Ditarget Rampung 2021, Tol Semarang-Demak Seksi II Dimulai

Ditarget Rampung 2021, Tol Semarang-Demak Seksi II Dimulai
Handoko Yudianto, Direktur Utama PT Pembangunan Perumahan (PP) Semarang Demak, (kiri) saat audiensi dengan Gubernur Jawa Tengah Ganjar Pranowo, Selasa (14/1). ( Foto: Suara Pembaruan / Stefi Thenu )
Stefi Thenu / FMB Selasa, 14 Januari 2020 | 14:14 WIB

Semarang, Beritasatu.com - Jalan tol Semarang-Demak telah memasuki masa pengerjaan konstruksi. Untuk tahap awal, pembangunan dilakukan di seksi II, yakni ruas Sayung- Demak sepanjang 16,31 km dan ditargetkan rampung pengerjaan fisiknya pada akhir 2021.

"Saat ini yang kita kerjakan seksi II dulu dan telah berjalan. Kemarin awal bulan ini kita sudah syukuran bareng masyarakat setempat untuk memulai pengerjaan," kata Handoko Yudianto, Direktur Utama PT Pembangunan Perumahan (PP) Semarang Demak, Selasa (14/1/2020), saat audiensi dengan Gubernur Jawa Tengah Ganjar Pranowo.

Handoko mengatakan, pengerjaan jalan tol dengan total panjang 27 km tersebut terbagi dalam dua seksi. Yakni seksi 1 berada di ruas Semarang-Sayung sepanjang 10,69 km dan seksi II sepanjang 16,31 km yang membentang dari Sayung sampai Demak kota. Untuk seksi II, lahan yang dibebaskan telah mencapai 60 persen.

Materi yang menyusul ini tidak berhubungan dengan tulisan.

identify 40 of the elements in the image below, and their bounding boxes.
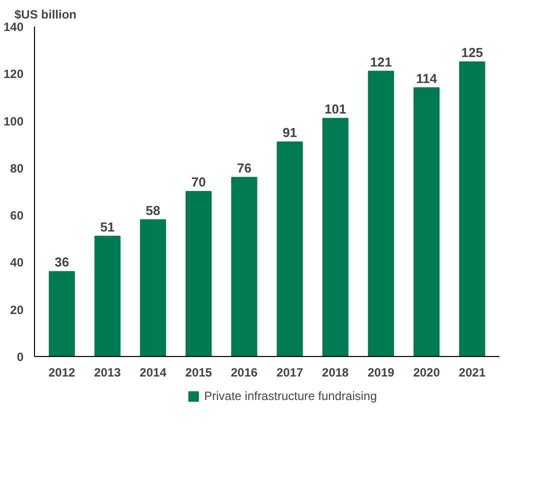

PT PP Semarang Demak merupakan badan usaha yang memegang konsesi perusahaan jalan tol Semarang Demak, yang terdiri dari tiga konsorsium, yakni PT PP Perumahan Semarang Demak, Wika dan M3 badan usaha swasta. Handoko mengatakan masa pengerjaan berlangsung selama 17 bulan dengan total investasi sebesar Rp 5,4 triliun.

"Akhir 2021 pengerjaan fisik seksi II selesai. Ketika beroperasi nanti tarifnya Rp 1.124/km. Hitung-hitungan kami kendaraan yang bakal melintasi ruas Sayung Demak sebanyak 16.276 per hari," tambahnya.

Sementara untuk seksi I, yang bakal memiliki desain tanggul laut, dikatakan prosesnya masih terkendala pembebasan lahan.

Gubernur Jawa Tengah Ganjar Pranowo meminta untuk seksi I harus ada percepatan. Pihaknya juga telah berkomunikasi dengan Kementerian ATR/BPN terkait status tanah dan pembebasan lahan.

"Harus ada win-win solution untuk pembebasan lahan itu. Masyarakat mengatakan tanah (di lahan calon jalan tol) itu miliknya, bisa menunjukkan sertifikat, tetapi wujud tanahnya sudah tidak ada karena terendam rob," kata Ganjar.

Untuk pembangunan seksi I yang investasinya mencapai Rp 9 triliun itu bakal terdapat jalan melayang di atas laut sepanjang 8 km setinggi 5 m. Ganjar berharap, selain bangunan tersebut yang berfungsi sebagai tanggul laut, juga bakal digarap infrastruktur penunjang.

"Ekoturisme, kawasan industri kreatif, perumahan dan kolam retensi yang semuanya memiliki konsep green. Haram hukumnya mengambil air tanah, (harus) energi memakai yang terbarukan. Kalau bisa ini akan jadi kawasan yang luar biasa," katanya.

Karena seksi II pengerjaanmya telah dimulai, Ganjar berharap juga ada percepatan untuk pembangunan seksi I. Selain itu Ganjar juga mewanti-wanti agar pengerjaan memperhatikan kualitas bangunan, mengingat sebagai salah satu pengendalian bencana.

"Nanti saya akan koordinasi dengan Pak Basuki (Menteri PUPR) agar ini (seksi I) dipercepat," katanya.